Researchers from Scripps Research have developed a new method to control and modulate gene therapy dosing. The researchers used a molecular switch that could be deployed towards controlling dosing in gene therapies. The relevance of gene therapy in the contemporary times cannot be undermined. For this reason, any form of developments in gene techniques holds immense significance for doctors and medical professionals. The researchers have proposed the first technique that could alter therapeutic gene activity. Moreover, these techniques could be useful in sound treatment of genetic disorders. The findings of the research are published in Nature Biotechnology journal. The research opens new avenues for addressing safety issues related to gene therapy.
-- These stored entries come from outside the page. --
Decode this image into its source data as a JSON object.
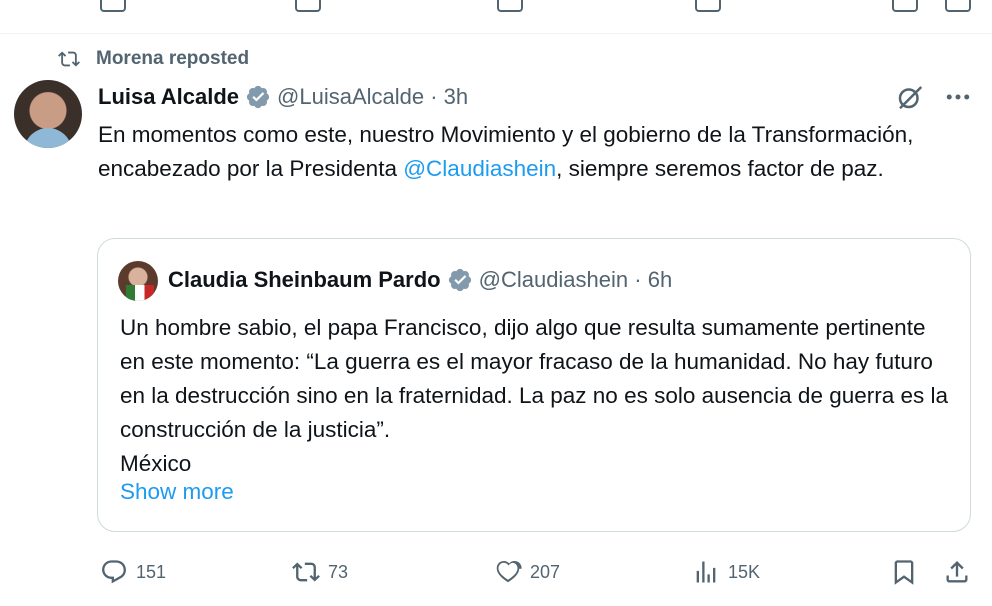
{
  "repost_banner": {
    "text": "Morena reposted"
  },
  "tweet": {
    "author_name": "Luisa Alcalde",
    "author_handle": "@LuisaAlcalde",
    "separator": " · ",
    "time": "3h",
    "text_part1": "En momentos como este, nuestro Movimiento y el gobierno de la Transformación, encabezado por la Presidenta ",
    "mention": "@Claudiashein",
    "text_part2": ", siempre seremos factor de paz."
  },
  "quote": {
    "author_name": "Claudia Sheinbaum Pardo",
    "author_handle": "@Claudiashein",
    "separator": " · ",
    "time": "6h",
    "text": "Un hombre sabio, el papa Francisco, dijo algo que resulta sumamente pertinente en este momento: “La guerra es el mayor fracaso de la humanidad. No hay futuro en la destrucción sino en la fraternidad. La paz no es solo ausencia de guerra es la construcción de la justicia”.",
    "location": "México",
    "show_more": "Show more"
  },
  "actions": {
    "replies": "151",
    "reposts": "73",
    "likes": "207",
    "views": "15K"
  },
  "colors": {
    "text": "#0f1419",
    "secondary": "#536471",
    "link": "#1d9bf0",
    "verified": "#829aab",
    "border": "#cfd9de"
  },
  "icons": {
    "repost": "repost-icon",
    "verified": "verified-badge-icon",
    "grok": "grok-icon",
    "more": "more-icon",
    "reply": "reply-icon",
    "like": "heart-icon",
    "views": "views-icon",
    "bookmark": "bookmark-icon",
    "share": "share-icon"
  }
}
Developing Molecular Switches
The researchers demonstrated their technique by embedding the switch into gene therapy that produces erythropoietin hormone. The secretion of this hormone helps in treatment of anaemia. The treatment line proposed by Scripps researchers involves the use of morpholinos, a control molecule approved by the Food and Drug Administration (FDA). The researchers first suppressed the expression of the gene at hand, and successively enhanced its expression over a wide range. The researchers consider this technique to be the only viable option in regulating dosing in gene therapy. Use of therapeutic gene copies inserted in the cells of patients is a widely used technique within gene therapy. The technique endows immense potential to cure diseases related to impaired genes.
Added Advantages of Transgene Therapy
The new technique, known as transgene switching system, could be used in an array of gene therapies. Furthermore, approval of morpholines by FDA gives premium value to the research. The team of researchers used ribozymes for the development of a transgene switch. The next decade is expected to witness several improvements in gene therapy and transgene methodologies.